Create and Run Computational Pipelines in UGENE
Here we discuss the hottest topics introduced by our users and show the helpful ways of using UGENE, a free cross-platform genome analysis suite.
Creating the Pipeline
In UGENE you can create and run complex computational workflows, with better utilization of available computing resources and with intuitive drag-n-drop interface. For example, we will perform exporting hundred of sequences from PDB (protein data bank) files into new FASTA files (convert to FASTA format pipeline).
For this purpose we will use UGENE Workflow Designer – a bioinformatics workflow management software. To open the workflow management software we activate Tools, Workflow Designer. At the left side two tabs are available: Samples and Objects. Samples contain different default schemes, but we will develop our own schema. Thus we press Objects tab to get access to the objects available to be added to the schema. The objects are processes (routines), which have input and/or output ports, used by objects to transfer data.
Reading PDB and Writing FASTA
First of all, we need to read sequences from Protein Data Bank files. For this purpose we drag the Sequence reader object to the schema. Select the appeared “Sequence reader 1” object with mouse. The detailed description of the object has appeared in the Property Editor, which is placed at the top right. The circle to the right of “Sequence reader 1” is an output port. The object description says that it reads all sequences from unset location. Let's set the location. We can do it in the Parameters panel from the bottom right. We click on location value, then on appeared browse button and finally specify desired PDBs. Click OK.
Workflow designer asks us if want to divide the list of PDB files into separate iterations. Iterations are used to customize settings for every element. We answer No since we would like to process all the elements uniformly.
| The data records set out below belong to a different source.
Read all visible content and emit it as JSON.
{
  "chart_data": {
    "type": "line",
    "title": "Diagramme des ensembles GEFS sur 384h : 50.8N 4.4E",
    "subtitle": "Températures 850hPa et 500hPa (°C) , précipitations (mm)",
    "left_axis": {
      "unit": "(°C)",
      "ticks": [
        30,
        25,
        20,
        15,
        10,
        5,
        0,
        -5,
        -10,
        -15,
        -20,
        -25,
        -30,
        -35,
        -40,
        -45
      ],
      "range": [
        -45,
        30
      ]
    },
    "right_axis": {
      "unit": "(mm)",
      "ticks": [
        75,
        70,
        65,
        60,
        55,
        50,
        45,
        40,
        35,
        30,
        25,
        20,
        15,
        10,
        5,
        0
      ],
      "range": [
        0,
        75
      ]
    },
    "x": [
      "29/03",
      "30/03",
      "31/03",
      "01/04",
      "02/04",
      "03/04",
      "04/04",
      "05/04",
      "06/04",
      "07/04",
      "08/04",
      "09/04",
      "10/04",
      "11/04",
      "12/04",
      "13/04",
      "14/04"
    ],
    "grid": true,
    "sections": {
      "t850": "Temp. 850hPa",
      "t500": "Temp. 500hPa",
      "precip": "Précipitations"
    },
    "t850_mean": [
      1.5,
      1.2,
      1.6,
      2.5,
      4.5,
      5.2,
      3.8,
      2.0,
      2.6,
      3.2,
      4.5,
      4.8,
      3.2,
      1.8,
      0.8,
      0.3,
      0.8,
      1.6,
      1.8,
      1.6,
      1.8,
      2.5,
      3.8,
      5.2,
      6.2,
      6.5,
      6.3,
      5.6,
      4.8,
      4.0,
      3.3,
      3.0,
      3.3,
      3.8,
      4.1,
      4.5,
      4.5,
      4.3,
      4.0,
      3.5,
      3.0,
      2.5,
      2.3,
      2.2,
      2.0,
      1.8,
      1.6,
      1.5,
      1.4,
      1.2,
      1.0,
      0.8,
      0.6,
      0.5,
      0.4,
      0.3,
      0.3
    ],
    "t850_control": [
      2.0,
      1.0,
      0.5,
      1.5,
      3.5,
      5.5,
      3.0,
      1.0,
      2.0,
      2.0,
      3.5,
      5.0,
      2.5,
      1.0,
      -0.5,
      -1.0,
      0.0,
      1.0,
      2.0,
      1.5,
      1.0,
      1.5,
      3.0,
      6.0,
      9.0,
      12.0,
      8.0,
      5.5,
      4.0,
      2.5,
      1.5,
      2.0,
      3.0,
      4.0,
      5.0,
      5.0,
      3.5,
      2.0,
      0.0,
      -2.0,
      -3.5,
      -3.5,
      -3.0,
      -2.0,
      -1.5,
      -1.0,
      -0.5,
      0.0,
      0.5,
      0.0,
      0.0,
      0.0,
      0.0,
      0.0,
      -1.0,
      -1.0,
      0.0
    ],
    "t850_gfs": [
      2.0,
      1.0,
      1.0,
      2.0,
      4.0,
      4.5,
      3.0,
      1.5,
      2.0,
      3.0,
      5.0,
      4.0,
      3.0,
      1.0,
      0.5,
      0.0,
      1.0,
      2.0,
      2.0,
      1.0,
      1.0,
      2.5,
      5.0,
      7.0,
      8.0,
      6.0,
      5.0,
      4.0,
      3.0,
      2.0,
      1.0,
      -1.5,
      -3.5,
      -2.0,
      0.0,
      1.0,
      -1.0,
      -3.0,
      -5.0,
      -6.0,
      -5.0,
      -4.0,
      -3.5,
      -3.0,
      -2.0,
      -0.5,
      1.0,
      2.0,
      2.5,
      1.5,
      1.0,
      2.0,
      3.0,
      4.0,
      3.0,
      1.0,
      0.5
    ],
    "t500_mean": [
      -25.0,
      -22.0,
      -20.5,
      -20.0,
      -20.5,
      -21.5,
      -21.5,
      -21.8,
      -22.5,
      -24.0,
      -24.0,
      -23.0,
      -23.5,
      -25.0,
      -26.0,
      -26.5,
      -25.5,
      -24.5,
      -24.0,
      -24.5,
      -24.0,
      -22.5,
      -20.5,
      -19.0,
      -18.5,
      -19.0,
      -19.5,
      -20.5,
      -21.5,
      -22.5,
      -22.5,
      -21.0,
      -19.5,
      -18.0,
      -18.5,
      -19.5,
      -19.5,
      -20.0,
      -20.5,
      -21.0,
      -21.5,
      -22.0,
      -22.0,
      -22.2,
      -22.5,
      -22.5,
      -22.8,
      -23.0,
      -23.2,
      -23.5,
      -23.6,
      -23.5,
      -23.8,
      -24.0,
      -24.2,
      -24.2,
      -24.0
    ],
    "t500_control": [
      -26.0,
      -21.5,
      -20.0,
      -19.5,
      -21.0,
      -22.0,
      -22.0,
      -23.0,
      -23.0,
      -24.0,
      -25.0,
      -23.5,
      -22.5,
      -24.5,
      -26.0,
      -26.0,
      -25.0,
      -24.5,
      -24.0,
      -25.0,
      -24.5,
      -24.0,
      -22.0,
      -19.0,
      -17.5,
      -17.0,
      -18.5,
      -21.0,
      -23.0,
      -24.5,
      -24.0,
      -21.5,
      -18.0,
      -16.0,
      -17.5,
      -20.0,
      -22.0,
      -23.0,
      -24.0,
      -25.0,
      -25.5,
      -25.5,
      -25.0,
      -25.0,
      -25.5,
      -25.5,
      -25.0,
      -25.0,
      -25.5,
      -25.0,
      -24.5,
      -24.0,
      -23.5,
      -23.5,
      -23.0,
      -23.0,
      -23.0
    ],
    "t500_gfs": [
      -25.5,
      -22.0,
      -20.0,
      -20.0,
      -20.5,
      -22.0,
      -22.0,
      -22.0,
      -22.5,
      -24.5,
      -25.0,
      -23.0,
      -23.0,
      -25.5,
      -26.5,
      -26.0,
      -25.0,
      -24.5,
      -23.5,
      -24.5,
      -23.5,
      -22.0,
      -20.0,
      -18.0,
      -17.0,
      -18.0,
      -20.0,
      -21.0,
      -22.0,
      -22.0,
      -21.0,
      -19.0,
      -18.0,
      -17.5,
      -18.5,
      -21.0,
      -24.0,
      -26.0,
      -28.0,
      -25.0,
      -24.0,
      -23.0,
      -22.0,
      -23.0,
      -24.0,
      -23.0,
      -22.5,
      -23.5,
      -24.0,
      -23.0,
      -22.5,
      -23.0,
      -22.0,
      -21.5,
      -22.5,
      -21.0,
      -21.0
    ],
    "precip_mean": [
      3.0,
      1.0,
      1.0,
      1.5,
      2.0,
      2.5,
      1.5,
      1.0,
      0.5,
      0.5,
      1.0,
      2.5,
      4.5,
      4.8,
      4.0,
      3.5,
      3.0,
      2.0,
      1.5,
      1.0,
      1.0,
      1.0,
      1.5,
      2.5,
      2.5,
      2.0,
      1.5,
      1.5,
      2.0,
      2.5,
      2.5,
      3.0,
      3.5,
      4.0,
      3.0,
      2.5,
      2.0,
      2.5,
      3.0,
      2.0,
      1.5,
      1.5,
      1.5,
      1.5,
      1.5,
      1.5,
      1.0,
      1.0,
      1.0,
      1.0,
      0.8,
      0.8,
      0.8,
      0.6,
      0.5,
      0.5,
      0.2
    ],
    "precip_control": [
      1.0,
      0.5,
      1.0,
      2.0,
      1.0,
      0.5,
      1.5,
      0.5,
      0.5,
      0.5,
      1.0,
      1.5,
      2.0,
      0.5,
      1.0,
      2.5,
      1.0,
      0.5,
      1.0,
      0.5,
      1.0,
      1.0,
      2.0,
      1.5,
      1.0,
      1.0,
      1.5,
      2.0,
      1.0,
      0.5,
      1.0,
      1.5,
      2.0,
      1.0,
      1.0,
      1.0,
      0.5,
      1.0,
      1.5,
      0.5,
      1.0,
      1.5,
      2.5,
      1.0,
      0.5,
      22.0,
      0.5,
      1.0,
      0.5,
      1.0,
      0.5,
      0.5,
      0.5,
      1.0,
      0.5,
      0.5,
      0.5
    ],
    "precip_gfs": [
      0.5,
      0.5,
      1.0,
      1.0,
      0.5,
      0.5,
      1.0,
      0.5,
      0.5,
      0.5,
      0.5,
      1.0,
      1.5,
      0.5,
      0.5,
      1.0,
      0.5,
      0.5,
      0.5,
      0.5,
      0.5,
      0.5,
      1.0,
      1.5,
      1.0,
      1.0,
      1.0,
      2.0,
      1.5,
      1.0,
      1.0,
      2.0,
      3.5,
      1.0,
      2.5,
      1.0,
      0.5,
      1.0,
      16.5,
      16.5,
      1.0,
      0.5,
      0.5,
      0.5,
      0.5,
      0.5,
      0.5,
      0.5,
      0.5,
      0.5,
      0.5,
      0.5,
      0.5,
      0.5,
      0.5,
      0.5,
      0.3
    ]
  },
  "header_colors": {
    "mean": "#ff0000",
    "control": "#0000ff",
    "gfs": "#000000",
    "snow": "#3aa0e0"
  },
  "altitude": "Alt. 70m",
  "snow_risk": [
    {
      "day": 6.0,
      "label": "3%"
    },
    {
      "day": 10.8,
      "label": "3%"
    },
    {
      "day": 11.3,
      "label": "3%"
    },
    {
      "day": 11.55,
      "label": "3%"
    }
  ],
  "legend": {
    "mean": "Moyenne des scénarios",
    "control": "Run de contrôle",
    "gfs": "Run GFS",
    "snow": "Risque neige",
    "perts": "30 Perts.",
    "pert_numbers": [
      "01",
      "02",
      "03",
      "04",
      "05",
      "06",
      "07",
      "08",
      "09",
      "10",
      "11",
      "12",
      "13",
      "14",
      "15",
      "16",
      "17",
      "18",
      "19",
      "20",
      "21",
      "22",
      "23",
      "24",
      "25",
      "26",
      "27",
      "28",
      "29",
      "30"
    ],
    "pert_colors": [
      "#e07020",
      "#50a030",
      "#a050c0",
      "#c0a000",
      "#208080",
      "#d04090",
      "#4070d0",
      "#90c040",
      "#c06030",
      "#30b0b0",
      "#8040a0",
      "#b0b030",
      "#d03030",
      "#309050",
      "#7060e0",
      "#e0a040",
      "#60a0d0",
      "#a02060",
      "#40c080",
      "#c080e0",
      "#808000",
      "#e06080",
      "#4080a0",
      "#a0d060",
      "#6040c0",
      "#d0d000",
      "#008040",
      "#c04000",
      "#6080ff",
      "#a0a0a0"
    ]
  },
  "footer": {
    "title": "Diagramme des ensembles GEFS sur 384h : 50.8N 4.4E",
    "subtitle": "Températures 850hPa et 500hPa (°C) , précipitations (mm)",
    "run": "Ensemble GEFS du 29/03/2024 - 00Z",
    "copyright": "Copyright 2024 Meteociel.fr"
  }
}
Now we need to write all the outcoming sequences into files. So, we drag “Write FASTA” object to the schema. The arc to the left of the object is input port. Click on the writer. We see that it writes all supplied sequences to file(s) in FASTA format. Awesome. We also need to specify the location of outgoing files. Click on Location value (the writer is currently selected), click Browse button and specify the output file name. Finally we connect our two objects by dragging the output port to the input port. Thus we have created a dataflow between these two objects which processes Sequences (as mentioned on top of dataflow arrow).
Running the Pipeline
We are ready to run the schema. To do this we press “Run schema” button. The work is done and we have a new report. Oops, we've got a warning too. The warning means that we didn't specify additional data which must be used as Fasta Header. It's OK, since these headers were generated automatically. And, we still have a new report. It says that the schema execution is finished. Let's open the output location. It has one file, accumulating all the sequences. We can load it.